Mar 12 2018
Integrated Diagnostics today announced the e-publication of full results of a large prospective clinical trial validating its Xpresys Lung 2® in the peer-reviewed medical journal CHEST.
Lung nodules are a diagnostic challenge with an estimated yearly incidence of 1.6 million in the United States. The majority of these patients have benign lung nodules, however, there are significant costs, morbidity and mortality associated with the invasive biopsies needed to determine which nodules are cancerous.
These avoidable procedures are most common in patients with nodules that are low to moderate risk for cancer.
“Integrated Diagnostics pioneered the liquid biopsy approach to lung nodules based on proteomic (protein) analyses of blood plasma samples from hundreds of patients with nodules,” stated CEO Dr. Albert Luderer.
“This research resulted in the discovery of several lung cancer-associated changes in a patient’s plasma proteome.” The original findings were published in Science Translational Medicine and the Journal of Thoracic Oncology, and collectively demonstrated that specific protein changes could be detected in early stage lung cancer and utilized to exclude cancer in patients with benign nodules.
The newly published clinical validation represents the performance of the second generation diagnostic test of Integrated Diagnostic’s original published work and is termed Xpresys Lung 2 (‘XL2’).
This new test combines five standard-of-care clinical factors such as patient age and nodule size in combination with the measurement of two proteins into a single risk assessment.
The validation study confirmed the high accuracy of XL2 in identifying benign nodules in patients with a pretest probability of malignancy of 50% and less.
Co-authors Paul Kearney, PhD and Steven Springmeyer, MD commented that:
To establish a high level of evidence, we conducted two prospective studies, one for discovery and the other for validation that focused only on Stage 1A lung nodules. This is incredibly important as these are the lung nodules that are the hardest to assess. We integrated clinical risk factors and found that the proteomic signal was additive to the clinical risk factors. So in a real sense, XL2 is providing physicians with a molecular insight that they have never had before.

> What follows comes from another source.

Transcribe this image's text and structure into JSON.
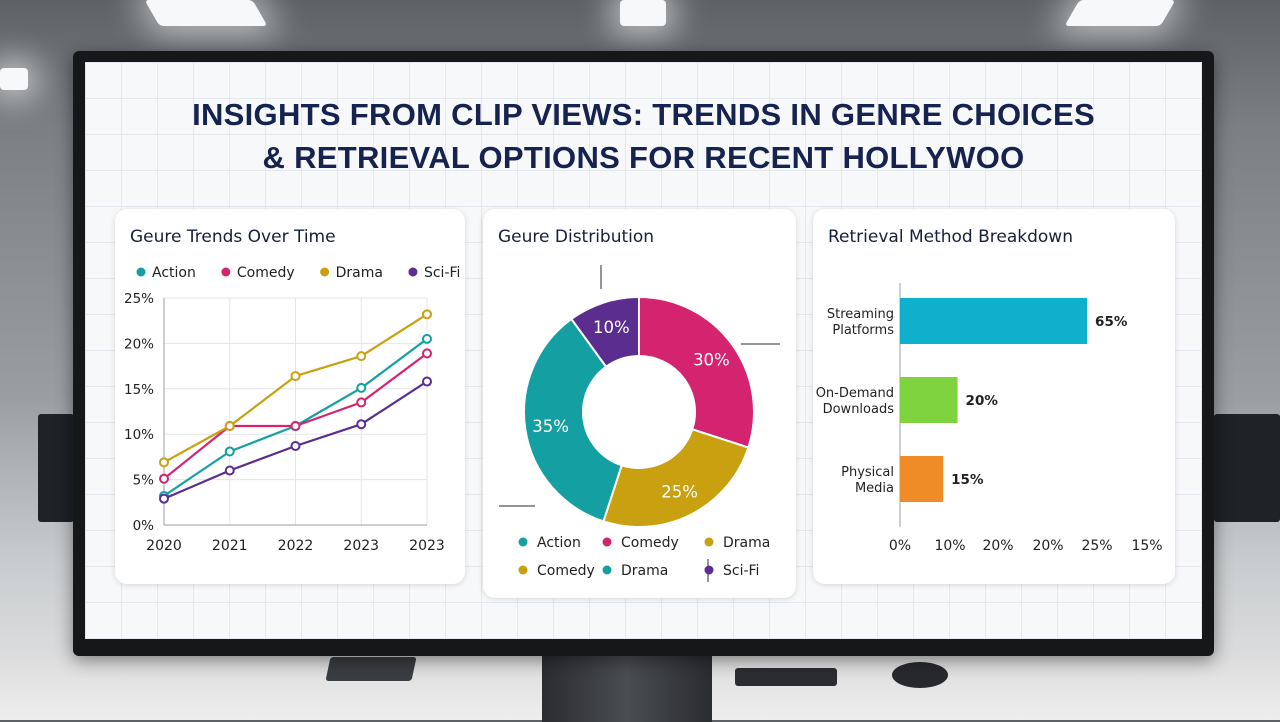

“The outcomes of the PANOPTIC prospective, multi-center, observational trial are significant as they validate a new approach leveraging the proteome –– to accurately distinguish between benign and malignant nodules to rule out early stage lung cancer,” added senior author Dr. Peter Mazzone, Director of the Lung Cancer Program and Lung Cancer Screening Program for the Respiratory Institute.

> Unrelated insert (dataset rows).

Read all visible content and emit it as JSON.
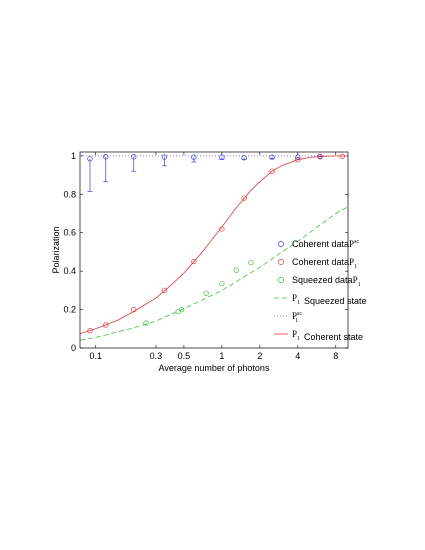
{
  "chart_data": {
    "type": "scatter",
    "xlabel": "Average number of photons",
    "ylabel": "Polarization",
    "xscale": "log",
    "xlim": [
      0.075,
      10
    ],
    "ylim": [
      0,
      1.02
    ],
    "x_ticks": [
      {
        "value": 0.1,
        "label": "0.1"
      },
      {
        "value": 0.3,
        "label": "0.3"
      },
      {
        "value": 0.5,
        "label": "0.5"
      },
      {
        "value": 1,
        "label": "1"
      },
      {
        "value": 2,
        "label": "2"
      },
      {
        "value": 4,
        "label": "4"
      },
      {
        "value": 8,
        "label": "8"
      }
    ],
    "y_ticks": [
      {
        "value": 0,
        "label": "0"
      },
      {
        "value": 0.2,
        "label": "0.2"
      },
      {
        "value": 0.4,
        "label": "0.4"
      },
      {
        "value": 0.6,
        "label": "0.6"
      },
      {
        "value": 0.8,
        "label": "0.8"
      },
      {
        "value": 1,
        "label": "1"
      }
    ],
    "legend_position": "right",
    "series": [
      {
        "name": "Coherent data",
        "sym": "P",
        "sup": "sc",
        "sub": "",
        "kind": "points",
        "marker": "circle",
        "color": "#3a3ad6",
        "points": [
          {
            "x": 0.09,
            "y": 0.985,
            "err_low": 0.17
          },
          {
            "x": 0.12,
            "y": 0.995,
            "err_low": 0.13
          },
          {
            "x": 0.2,
            "y": 0.995,
            "err_low": 0.075
          },
          {
            "x": 0.35,
            "y": 0.993,
            "err_low": 0.045
          },
          {
            "x": 0.6,
            "y": 0.993,
            "err_low": 0.025
          },
          {
            "x": 1.0,
            "y": 0.993,
            "err_low": 0.012
          },
          {
            "x": 1.5,
            "y": 0.99,
            "err_low": 0.01
          },
          {
            "x": 2.5,
            "y": 0.993,
            "err_low": 0.006
          },
          {
            "x": 4.0,
            "y": 0.993,
            "err_low": 0.004
          },
          {
            "x": 6.0,
            "y": 0.998,
            "err_low": 0.002
          }
        ]
      },
      {
        "name": "Coherent data",
        "sym": "P",
        "sup": "",
        "sub": "1",
        "kind": "points",
        "marker": "circle",
        "color": "#e23a3a",
        "points": [
          {
            "x": 0.09,
            "y": 0.09
          },
          {
            "x": 0.12,
            "y": 0.12
          },
          {
            "x": 0.2,
            "y": 0.2
          },
          {
            "x": 0.35,
            "y": 0.3
          },
          {
            "x": 0.6,
            "y": 0.45
          },
          {
            "x": 1.0,
            "y": 0.62
          },
          {
            "x": 1.5,
            "y": 0.78
          },
          {
            "x": 2.5,
            "y": 0.92
          },
          {
            "x": 4.0,
            "y": 0.98
          },
          {
            "x": 6.0,
            "y": 0.995
          },
          {
            "x": 9.0,
            "y": 0.998
          }
        ]
      },
      {
        "name": "Squeezed data",
        "sym": "P",
        "sup": "",
        "sub": "1",
        "kind": "points",
        "marker": "circle",
        "color": "#3bbf3b",
        "points": [
          {
            "x": 0.25,
            "y": 0.13
          },
          {
            "x": 0.45,
            "y": 0.19
          },
          {
            "x": 0.48,
            "y": 0.2
          },
          {
            "x": 0.75,
            "y": 0.285
          },
          {
            "x": 1.0,
            "y": 0.335
          },
          {
            "x": 1.3,
            "y": 0.405
          },
          {
            "x": 1.7,
            "y": 0.445
          }
        ]
      },
      {
        "name": "Squeezed state",
        "sym": "P",
        "sup": "",
        "sub": "1",
        "kind": "line",
        "style": "dashed",
        "color": "#3bbf3b",
        "points": [
          {
            "x": 0.075,
            "y": 0.04
          },
          {
            "x": 0.1,
            "y": 0.055
          },
          {
            "x": 0.2,
            "y": 0.105
          },
          {
            "x": 0.3,
            "y": 0.14
          },
          {
            "x": 0.5,
            "y": 0.205
          },
          {
            "x": 0.7,
            "y": 0.25
          },
          {
            "x": 1.0,
            "y": 0.3
          },
          {
            "x": 1.5,
            "y": 0.37
          },
          {
            "x": 2.0,
            "y": 0.42
          },
          {
            "x": 3.0,
            "y": 0.5
          },
          {
            "x": 4.0,
            "y": 0.555
          },
          {
            "x": 6.0,
            "y": 0.64
          },
          {
            "x": 8.0,
            "y": 0.7
          },
          {
            "x": 10.0,
            "y": 0.735
          }
        ]
      },
      {
        "name": "",
        "sym": "P",
        "sup": "sc",
        "sub": "1",
        "kind": "line",
        "style": "dotted",
        "color": "#5a5ad6",
        "points": [
          {
            "x": 0.075,
            "y": 1.0
          },
          {
            "x": 10.0,
            "y": 1.0
          }
        ]
      },
      {
        "name": "Coherent state",
        "sym": "P",
        "sup": "",
        "sub": "1",
        "kind": "line",
        "style": "solid",
        "color": "#e23a3a",
        "points": [
          {
            "x": 0.075,
            "y": 0.075
          },
          {
            "x": 0.1,
            "y": 0.1
          },
          {
            "x": 0.15,
            "y": 0.145
          },
          {
            "x": 0.2,
            "y": 0.19
          },
          {
            "x": 0.3,
            "y": 0.26
          },
          {
            "x": 0.4,
            "y": 0.33
          },
          {
            "x": 0.5,
            "y": 0.39
          },
          {
            "x": 0.7,
            "y": 0.5
          },
          {
            "x": 1.0,
            "y": 0.63
          },
          {
            "x": 1.3,
            "y": 0.73
          },
          {
            "x": 1.7,
            "y": 0.82
          },
          {
            "x": 2.0,
            "y": 0.865
          },
          {
            "x": 2.5,
            "y": 0.92
          },
          {
            "x": 3.0,
            "y": 0.95
          },
          {
            "x": 4.0,
            "y": 0.98
          },
          {
            "x": 5.0,
            "y": 0.992
          },
          {
            "x": 6.0,
            "y": 0.997
          },
          {
            "x": 8.0,
            "y": 1.0
          },
          {
            "x": 10.0,
            "y": 1.0
          }
        ]
      }
    ]
  }
}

“Through this large-scale research, we have shown that this may provide the needed objective assessment of lung nodules to better determine the best treatment path forward, which could reduce or avoid invasive biopsy or surgery procedures and create improved patient outcomes.”
State-of-art instrumentation used multiple reaction monitoring mass spectrometry to measure the relative abundance of two plasma proteins, LG3BP and C163A. These proteins were integrated into a ratio that is associated with the malignant condition - LG3BP is elevated and C163A is diminished.
The low to moderate risk subgroup of 178 patients with a clinician assessed pCA≤50% had a 16% prevalence of lung cancer. XL2 demonstrated a sensitivity of 97% (CI 82%-100%), a specificity of 44% (CI 36%-52%) and a negative predictive value (NPV) of 98% (CI 92%-100%) in distinguishing benign from malignant nodules.
When XL2 performance was contrasted to other standard-of-care diagnostic modalities performed on these patients, the classifier performed better than all other modalities including positron emission tomography (PET), validated lung nodule risk models and physician estimated cancer probability (p<0.001).
If the integrated classifier results were used to direct care, 40% fewer procedures would be performed on benign nodules while only 3% of malignant nodules would be misclassified. This low XL2 error rate contrasts dramatically to the trial’s observed standard of care misclassification of cancers (45%).